The idea they concocted was to keep their internet operations at arms-length from their existing businesses and run them as completely separate entities – with different offices, separate teams, and individual dedicated warehouses. Tesco.com was run from a different part of Hertfordshire from the core supermarkets operation while Walmart took the radical step in January 2000 to effectively outsource the running of much of Walmart.com to Silicon Valley-based venture capital firm Accel Partners.

By 2001 Walmart had recognised its mistake and bought out the Accel stake and began to work on bringing the channels much closer together. But while Walmart was tentatively experimenting with its online capabilities it was giving up serious ground to Amazon and that remained the case until 2014 when Doug McMillon became CEO. He stipulated that e-commerce was to be a key plank in the long-term strategy for Walmart. This took the fight to Amazon and since then it has closed the gap with its rival. In the past year alone online sales have grown an incredible near-25% and hit more than $150 billion for the first time. Within this quick-commerce rose 60%.

A sign of intent was the recent installation of John Furner as the replacement for McMillon who is expected to drive the business through the next AI-drive transformation with agentic AI playing a starring role. Helping him are three recently-promoted executives to its senior team that includes two who previously worked at Amazon.

Further reflecting the company’s digital focus was the move my Walmart late last year to shift its market listing from the New York Stock Exchange (NYSE) to the Nasdaq, which is the home of most of the big US technology companies. During its time on the new market the Walmart share price has been on an upward trajectory and sits at around the $1 trillion mark that puts it in the company of the highly valued tech firms, which is pretty impressive for a retailer dealing in shifting physical goods around.

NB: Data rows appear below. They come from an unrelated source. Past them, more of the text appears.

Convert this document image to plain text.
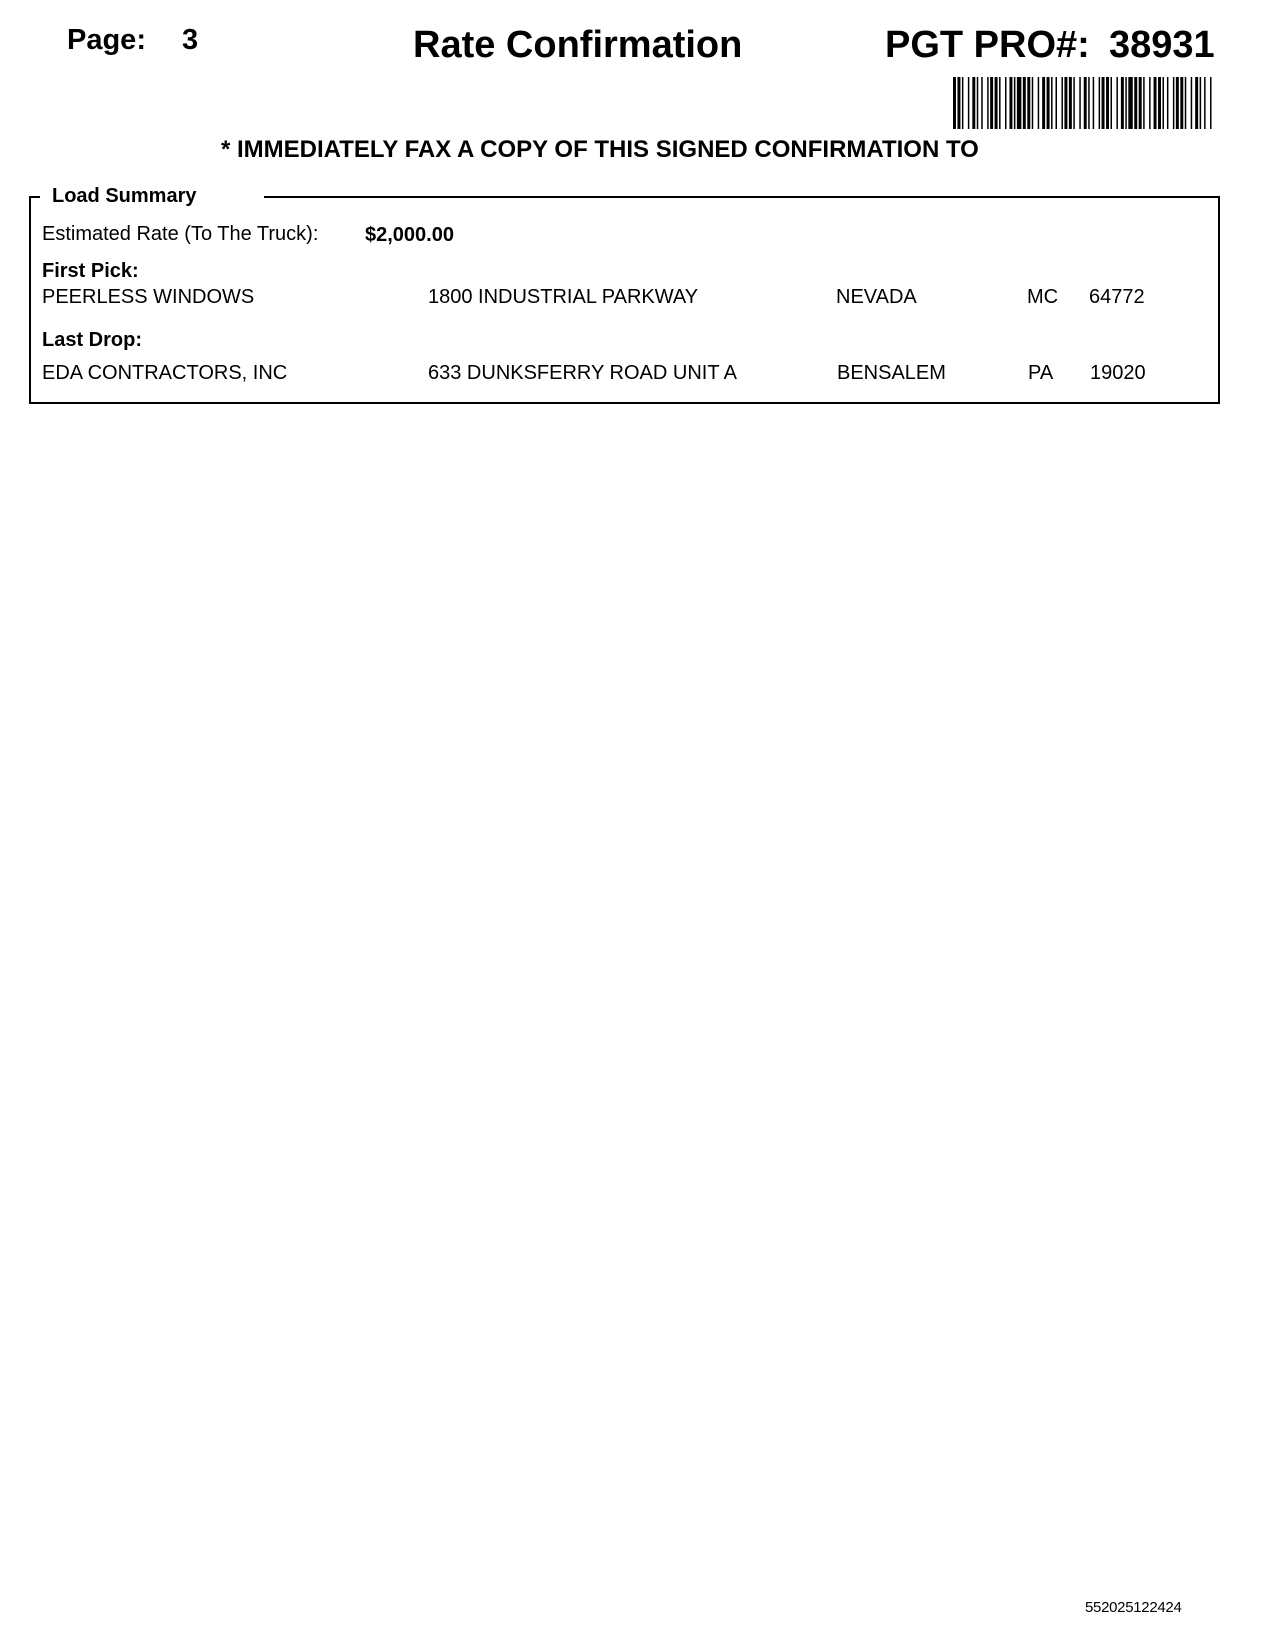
Page: 3	Rate Confirmation	PGT PRO#: 38931
* IMMEDIATELY FAX A COPY OF THIS SIGNED CONFIRMATION TO
Load Summary
Estimated Rate (To The Truck): $2,000.00
First Pick:
PEERLESS WINDOWS	1800 INDUSTRIAL PARKWAY	NEVADA	MC 64772
Last Drop:
EDA CONTRACTORS, INC	633 DUNKSFERRY ROAD UNIT A	BENSALEM	PA 19020
552025122424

Tesco will be hoping to follow its US counterpart in continuing to build out its digital capabilities that place it in a comparatively strong position to the online-only specialists including the mighty Amazon and its rival grocers. Its share price certainly reflects the progress made to date and the prospects of further growth. It has recently reached its highest market share in over a decade in the UK. This has sent the share price on something of a tear –  that puts both Walmart and Amazon in the shade – as it currently sits near to its 52-week high at close to £5 compared with the low point it hit in April 2026 of £3.10.

The days when the e-commerce divisions sat discreetly away from the core stores businesses are long gone and it is now the digital capabilities at retailers that are driving all parts of these organisations.